La tragedia di Capodanno a Crans-Montana ha messo in luce non solo il dolore per le vittime, ma anche gravi lacune nella sicurezza dei locali e nei controlli istituzionali. Dietro quegli attimi fatali si celano responsabilità individuali e falle sistemiche che hanno reso l’incendio al Le Constellation inevitabile. Ora, a Crans-Montana, emerge un testimone chiave e potrebbero esserci guai in vista per Jessica Moretti.
Strage di Crans Montana, sicurezza carente e responsabilità
Proseguono le indagini sulla tragedia di Capodanno a Crans-Montana, dove un incendio al locale Le Constellation ha provocato 40 morti e 116 feriti. Jacques Moretti, proprietario del bar, resta in carcere per il “pericolo di fuga”, anche se si valuta una possibile scarcerazione dietro cauzione: i giudici precisano che “la fissazione delle cauzioni richiede un’istruttoria minuziosa” e nel frattempo “deve prevalere la privazione della libertà”. La moglie Jessica Maric è ai domiciliari con braccialetto elettronico, ma la sua posizione potrebbe aggravarsi: testimoni l’avrebbero sentita far entrare più persone poco prima della tragedia e poi allontanarsi con una grossa borsa.
Le indagini riguardano anche le modifiche strutturali del locale. Eric Dosdo, precedente gestore, ha raccontato a Rts che nel 2015 il seminterrato fu trasformato in disco bar senza una vera concessione edilizia. “Non so perché la coppia Moretti abbia rimpicciolito la scala”, ha detto, riferendosi all’unica via di uscita che avrebbe ostacolato la fuga.
Intanto, il Comune non si è potuto costituire parte civile, mentre le indagini proseguono anche sul piano istituzionale e in Italia per disastro colposo.
Crans Montana, spunta un testimone: guai per Jessica Moretti
A gettare nuova luce sugli eventi è il racconto di un ristoratore del paese, marito della vicesindaca Nicole Bonvin Clivaz, che in una intervista per Quarta Repubblica ha riconosciuto apertamente le carenze nel sistema di vigilanza: “Sui controlli c’è stata una mancanza, non li abbiamo fatti e ammettiamo di non averli fatti”.
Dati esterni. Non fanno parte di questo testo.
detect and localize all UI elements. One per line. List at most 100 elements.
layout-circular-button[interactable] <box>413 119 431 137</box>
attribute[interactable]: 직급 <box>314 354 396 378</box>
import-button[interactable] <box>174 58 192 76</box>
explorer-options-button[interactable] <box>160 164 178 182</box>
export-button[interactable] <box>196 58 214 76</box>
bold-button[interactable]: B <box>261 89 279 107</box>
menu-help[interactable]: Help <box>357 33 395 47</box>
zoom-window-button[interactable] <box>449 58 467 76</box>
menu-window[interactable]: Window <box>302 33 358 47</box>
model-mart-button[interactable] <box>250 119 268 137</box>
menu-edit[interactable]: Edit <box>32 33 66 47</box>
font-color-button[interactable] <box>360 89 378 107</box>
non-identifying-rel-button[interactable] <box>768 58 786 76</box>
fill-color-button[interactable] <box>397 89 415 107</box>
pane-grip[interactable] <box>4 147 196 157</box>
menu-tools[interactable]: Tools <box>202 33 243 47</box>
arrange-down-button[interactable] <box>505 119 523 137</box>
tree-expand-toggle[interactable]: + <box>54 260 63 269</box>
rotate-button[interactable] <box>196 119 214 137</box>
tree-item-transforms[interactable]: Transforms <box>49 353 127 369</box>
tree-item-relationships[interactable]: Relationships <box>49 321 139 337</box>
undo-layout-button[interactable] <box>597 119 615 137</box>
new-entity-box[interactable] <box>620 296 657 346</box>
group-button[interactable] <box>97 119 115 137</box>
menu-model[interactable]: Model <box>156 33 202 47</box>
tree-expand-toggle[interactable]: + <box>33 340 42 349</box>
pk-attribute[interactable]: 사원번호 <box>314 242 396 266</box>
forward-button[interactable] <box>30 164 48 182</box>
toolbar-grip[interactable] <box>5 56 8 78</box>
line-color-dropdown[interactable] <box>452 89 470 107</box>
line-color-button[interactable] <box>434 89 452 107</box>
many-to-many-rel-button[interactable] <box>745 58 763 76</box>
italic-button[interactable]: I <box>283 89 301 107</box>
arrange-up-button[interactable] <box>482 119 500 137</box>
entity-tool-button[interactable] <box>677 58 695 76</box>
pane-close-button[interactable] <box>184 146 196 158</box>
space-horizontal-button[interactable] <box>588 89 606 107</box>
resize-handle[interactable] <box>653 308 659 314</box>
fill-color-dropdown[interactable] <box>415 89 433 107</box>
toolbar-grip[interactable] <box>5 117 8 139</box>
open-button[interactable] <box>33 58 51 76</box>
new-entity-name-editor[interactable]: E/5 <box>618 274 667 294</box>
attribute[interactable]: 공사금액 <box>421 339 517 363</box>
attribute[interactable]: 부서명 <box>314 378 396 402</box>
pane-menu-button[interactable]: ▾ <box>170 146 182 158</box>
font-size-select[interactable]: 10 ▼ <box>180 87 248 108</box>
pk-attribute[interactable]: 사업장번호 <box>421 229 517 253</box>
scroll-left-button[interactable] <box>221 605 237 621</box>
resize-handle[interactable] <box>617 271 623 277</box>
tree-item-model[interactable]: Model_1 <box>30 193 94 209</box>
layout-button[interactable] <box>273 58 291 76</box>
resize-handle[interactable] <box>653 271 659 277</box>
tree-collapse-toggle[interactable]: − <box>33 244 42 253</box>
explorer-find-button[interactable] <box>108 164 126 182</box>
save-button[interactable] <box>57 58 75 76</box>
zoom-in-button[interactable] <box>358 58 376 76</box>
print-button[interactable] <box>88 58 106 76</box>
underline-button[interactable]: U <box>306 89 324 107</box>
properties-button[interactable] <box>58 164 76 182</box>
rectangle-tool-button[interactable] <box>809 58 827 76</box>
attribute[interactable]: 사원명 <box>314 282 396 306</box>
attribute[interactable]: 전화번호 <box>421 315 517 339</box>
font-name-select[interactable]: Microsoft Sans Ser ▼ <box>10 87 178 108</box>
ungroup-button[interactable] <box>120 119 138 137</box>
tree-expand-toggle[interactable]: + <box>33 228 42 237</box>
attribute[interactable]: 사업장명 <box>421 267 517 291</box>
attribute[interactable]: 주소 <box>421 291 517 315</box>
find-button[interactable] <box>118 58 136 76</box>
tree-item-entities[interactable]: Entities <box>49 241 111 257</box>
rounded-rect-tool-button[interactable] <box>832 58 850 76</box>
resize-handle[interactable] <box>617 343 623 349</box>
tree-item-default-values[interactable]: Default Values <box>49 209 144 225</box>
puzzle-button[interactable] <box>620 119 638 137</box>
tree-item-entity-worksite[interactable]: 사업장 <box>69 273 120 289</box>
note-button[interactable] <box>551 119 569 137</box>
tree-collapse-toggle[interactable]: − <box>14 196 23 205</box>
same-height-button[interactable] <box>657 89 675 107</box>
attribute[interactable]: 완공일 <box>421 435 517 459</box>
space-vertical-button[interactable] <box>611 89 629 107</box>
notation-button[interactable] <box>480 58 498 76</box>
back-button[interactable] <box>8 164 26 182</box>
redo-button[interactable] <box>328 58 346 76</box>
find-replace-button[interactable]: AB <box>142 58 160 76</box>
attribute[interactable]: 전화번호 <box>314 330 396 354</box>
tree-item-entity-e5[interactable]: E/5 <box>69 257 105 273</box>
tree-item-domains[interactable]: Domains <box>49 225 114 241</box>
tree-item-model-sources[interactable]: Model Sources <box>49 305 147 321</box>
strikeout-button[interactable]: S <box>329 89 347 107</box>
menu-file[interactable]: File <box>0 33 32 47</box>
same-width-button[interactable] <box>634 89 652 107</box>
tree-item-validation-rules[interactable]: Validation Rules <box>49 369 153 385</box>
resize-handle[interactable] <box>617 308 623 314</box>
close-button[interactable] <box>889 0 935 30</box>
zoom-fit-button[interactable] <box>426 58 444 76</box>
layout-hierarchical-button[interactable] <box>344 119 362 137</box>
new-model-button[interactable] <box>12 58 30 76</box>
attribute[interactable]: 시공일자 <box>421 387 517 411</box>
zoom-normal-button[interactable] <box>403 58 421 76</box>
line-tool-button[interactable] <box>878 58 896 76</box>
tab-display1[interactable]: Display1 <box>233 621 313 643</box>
L’uomo ha riferito le parole di una delle pochissime dipendenti sopravvissute all’incendio, descrivendo momenti drammatici in cui la proprietaria del locale avrebbe visto le fiamme e “scappata con la cassa”, lasciando i ragazzi intrappolati. Secondo la testimonianza, come raccontato a WBZ NewsRadio: “Ha visto il fuoco ed è scappata. Ha preso la cassa ed è partita. Ha detto: ‘Dobbiamo andare’ ed è scappata. Gli altri hanno aspettato 50 secondi in più: è arrivato il fuoco ed è finita”.
Il racconto del ristoratore mette anche in luce gravi carenze nella sicurezza del locale. Gli estintori sarebbero stati solo due e non presenti nel seminterrato, dove si trovava la maggior parte dei giovani: “Uno era collocato al piano superiore, l’altro chiuso in un ufficio”. A ciò si aggiunge il ruolo dei materiali utilizzati per l’insonorizzazione, che secondo la testimonianza avrebbero accelerato la propagazione delle fiamme: “Io ho visto la plastica e ho anche detto a lui: ‘Stai attento a quello che usi’. E lui mi ha risposto: ‘Non preoccuparti, io prendo tutte le precauzioni necessarie’”.
La vicenda solleva anche una critica più ampia al sistema di controlli locali. Il ristoratore denuncia come il numero di ispettori sia insufficiente: “Qui abbiamo quattro persone che devono verificare ristoranti, case e appartamenti. In Comune c’è gente come me e te, non sono professionisti”.
L’ammissione della vicesindaca e il racconto del testimone delineano così un quadro dove la tragedia non si limita alle responsabilità individuali, ma rischia di rappresentare il simbolo di un fallimento istituzionale più profondo.